Folhas, nascem direto do chão, tão enormes que chegão ao meu peito, elas são similares ao capim, porem com formatos de espirais, a maioria delas eram verdes, mas algumas se destacavam com cores vermelhas, azuis ou amarelas.

Eram tantas que eu não sabia como entrar, minha irmanzinha gritava de algum lugar lá dentro me chamando carinhosamente:-”Ei!!!, vem cá seu chato!.
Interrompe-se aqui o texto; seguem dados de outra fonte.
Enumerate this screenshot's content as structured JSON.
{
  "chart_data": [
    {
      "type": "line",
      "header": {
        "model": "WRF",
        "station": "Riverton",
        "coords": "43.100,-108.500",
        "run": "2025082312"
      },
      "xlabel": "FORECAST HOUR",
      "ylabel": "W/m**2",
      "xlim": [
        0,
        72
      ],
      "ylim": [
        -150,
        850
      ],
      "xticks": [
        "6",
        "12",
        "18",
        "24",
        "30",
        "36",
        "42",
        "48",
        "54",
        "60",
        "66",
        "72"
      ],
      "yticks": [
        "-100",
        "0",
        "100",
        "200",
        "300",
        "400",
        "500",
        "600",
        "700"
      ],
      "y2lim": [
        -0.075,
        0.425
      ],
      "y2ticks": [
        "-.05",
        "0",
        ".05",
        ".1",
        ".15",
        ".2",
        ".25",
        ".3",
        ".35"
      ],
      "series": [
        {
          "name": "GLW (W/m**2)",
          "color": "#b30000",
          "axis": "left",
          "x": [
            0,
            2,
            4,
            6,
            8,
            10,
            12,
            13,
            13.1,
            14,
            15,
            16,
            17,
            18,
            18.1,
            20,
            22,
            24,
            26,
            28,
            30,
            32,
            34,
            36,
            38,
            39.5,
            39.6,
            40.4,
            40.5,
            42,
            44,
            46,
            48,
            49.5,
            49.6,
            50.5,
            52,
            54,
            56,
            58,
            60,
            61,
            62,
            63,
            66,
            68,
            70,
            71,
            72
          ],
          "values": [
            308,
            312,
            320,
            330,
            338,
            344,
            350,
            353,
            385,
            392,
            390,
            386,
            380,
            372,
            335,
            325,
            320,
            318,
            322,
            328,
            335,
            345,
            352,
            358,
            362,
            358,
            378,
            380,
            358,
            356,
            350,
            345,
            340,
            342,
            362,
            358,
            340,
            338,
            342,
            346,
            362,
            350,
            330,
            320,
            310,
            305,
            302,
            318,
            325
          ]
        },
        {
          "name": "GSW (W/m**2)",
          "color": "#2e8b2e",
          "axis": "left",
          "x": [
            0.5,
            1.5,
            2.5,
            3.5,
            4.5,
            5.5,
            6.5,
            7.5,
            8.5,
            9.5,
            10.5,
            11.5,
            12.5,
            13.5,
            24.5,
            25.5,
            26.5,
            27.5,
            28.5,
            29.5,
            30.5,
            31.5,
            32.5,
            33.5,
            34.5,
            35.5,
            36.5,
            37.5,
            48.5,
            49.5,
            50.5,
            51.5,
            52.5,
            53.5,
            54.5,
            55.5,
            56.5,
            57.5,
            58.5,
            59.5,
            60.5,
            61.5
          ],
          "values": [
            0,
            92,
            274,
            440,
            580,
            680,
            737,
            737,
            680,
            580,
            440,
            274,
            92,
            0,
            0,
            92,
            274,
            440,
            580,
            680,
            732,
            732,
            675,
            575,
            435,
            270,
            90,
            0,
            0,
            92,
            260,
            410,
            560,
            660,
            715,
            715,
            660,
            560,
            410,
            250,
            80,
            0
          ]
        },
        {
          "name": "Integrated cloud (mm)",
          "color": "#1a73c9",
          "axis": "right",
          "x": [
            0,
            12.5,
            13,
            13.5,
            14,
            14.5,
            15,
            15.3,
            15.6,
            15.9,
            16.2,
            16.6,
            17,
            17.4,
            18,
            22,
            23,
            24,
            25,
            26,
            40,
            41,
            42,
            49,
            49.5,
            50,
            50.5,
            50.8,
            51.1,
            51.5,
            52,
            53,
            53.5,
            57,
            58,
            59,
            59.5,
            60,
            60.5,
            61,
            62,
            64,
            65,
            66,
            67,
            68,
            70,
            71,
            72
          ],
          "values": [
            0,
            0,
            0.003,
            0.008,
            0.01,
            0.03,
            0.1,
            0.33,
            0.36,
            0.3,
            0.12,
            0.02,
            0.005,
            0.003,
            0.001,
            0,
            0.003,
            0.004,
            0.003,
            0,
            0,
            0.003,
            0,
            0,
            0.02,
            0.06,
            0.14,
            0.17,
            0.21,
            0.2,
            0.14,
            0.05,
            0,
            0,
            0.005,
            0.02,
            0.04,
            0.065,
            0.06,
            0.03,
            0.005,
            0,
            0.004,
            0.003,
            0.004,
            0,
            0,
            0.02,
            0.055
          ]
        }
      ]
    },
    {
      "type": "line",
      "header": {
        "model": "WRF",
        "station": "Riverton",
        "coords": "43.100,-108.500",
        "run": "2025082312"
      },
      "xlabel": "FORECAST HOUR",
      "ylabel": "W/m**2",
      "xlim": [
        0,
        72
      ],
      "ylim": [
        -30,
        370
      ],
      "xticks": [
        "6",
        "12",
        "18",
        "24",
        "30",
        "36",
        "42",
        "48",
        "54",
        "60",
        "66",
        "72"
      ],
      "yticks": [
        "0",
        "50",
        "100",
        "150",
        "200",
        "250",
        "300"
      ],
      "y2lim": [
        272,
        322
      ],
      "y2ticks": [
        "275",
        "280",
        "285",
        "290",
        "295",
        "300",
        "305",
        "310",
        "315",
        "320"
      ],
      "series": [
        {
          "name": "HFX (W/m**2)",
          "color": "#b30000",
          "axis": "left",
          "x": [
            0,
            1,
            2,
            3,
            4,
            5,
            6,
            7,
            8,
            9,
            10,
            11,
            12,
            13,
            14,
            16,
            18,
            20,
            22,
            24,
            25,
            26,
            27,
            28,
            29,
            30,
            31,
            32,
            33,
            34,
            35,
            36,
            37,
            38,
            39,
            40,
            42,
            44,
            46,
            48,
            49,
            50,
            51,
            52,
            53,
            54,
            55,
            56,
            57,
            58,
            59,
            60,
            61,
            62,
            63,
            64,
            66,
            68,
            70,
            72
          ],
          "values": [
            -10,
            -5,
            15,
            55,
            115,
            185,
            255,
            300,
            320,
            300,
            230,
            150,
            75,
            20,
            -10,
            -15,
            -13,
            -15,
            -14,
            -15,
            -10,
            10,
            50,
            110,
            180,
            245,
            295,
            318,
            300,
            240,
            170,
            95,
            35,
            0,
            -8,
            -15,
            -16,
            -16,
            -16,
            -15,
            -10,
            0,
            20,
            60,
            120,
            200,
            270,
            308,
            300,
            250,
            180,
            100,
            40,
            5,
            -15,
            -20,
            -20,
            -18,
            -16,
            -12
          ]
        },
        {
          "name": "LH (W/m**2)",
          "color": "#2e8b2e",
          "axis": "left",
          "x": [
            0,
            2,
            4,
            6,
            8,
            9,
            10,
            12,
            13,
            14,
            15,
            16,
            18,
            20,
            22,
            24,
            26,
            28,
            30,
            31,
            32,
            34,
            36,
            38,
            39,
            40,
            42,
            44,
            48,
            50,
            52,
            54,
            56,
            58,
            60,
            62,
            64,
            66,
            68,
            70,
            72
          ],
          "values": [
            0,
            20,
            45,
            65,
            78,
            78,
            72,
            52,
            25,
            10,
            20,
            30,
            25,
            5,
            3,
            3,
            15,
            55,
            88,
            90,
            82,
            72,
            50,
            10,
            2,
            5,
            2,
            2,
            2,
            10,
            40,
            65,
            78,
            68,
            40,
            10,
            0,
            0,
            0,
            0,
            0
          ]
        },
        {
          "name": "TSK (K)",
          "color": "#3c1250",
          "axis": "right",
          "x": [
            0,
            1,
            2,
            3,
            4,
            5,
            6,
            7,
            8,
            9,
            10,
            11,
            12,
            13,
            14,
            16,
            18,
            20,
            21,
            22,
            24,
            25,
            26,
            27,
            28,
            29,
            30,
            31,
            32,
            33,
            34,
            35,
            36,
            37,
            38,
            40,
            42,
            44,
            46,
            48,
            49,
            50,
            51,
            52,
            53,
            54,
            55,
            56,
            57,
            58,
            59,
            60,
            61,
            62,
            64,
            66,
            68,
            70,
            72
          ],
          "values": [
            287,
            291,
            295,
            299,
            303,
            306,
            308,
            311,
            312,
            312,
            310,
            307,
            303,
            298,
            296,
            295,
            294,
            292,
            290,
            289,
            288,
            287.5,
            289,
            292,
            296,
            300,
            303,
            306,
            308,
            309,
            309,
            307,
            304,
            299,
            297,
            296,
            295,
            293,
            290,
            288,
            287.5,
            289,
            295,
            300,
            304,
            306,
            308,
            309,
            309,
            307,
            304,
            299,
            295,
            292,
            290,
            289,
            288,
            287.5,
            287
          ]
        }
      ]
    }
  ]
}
Hesitei um pouco à entrar, as folhas não me arranhavam, pareciam ser feitas de plástico, contudo tão vivas, minha irmã me chamava, mais entusiasmada, ela achou algo, certeza:-”Ôh doidinho- me tratava assim quando estava lerdo- encontrei uma cachoeira!!!.

Eu corri, segui a voz doce e infantil dela, as folhas batiam em mim, eu não sentia, era uma deliciosa masagem.

Já fechava os olhos, correr não é uma prática usual minha, ouvia algo alêm de minha respiração ofegante, era água, em agitação, os risos de minha irmã eram claros.

Eu acelerava, quando dei por mim, derrepente me vi sem os pés no chão, cai, no corrego onde desaguava a cachoeirinha, minha irmanzinha ria, ela jogava água em mim, eu sorria, ela jogava mais água queria me acordar, entrei na brincadeira, jogava água nela, tudo era mágico.

Precisava tirar uma foto daquele momento, para num futuro, eu perdesse a memória, lembraria apenas desse instante único, quando nós não importavamos com nada.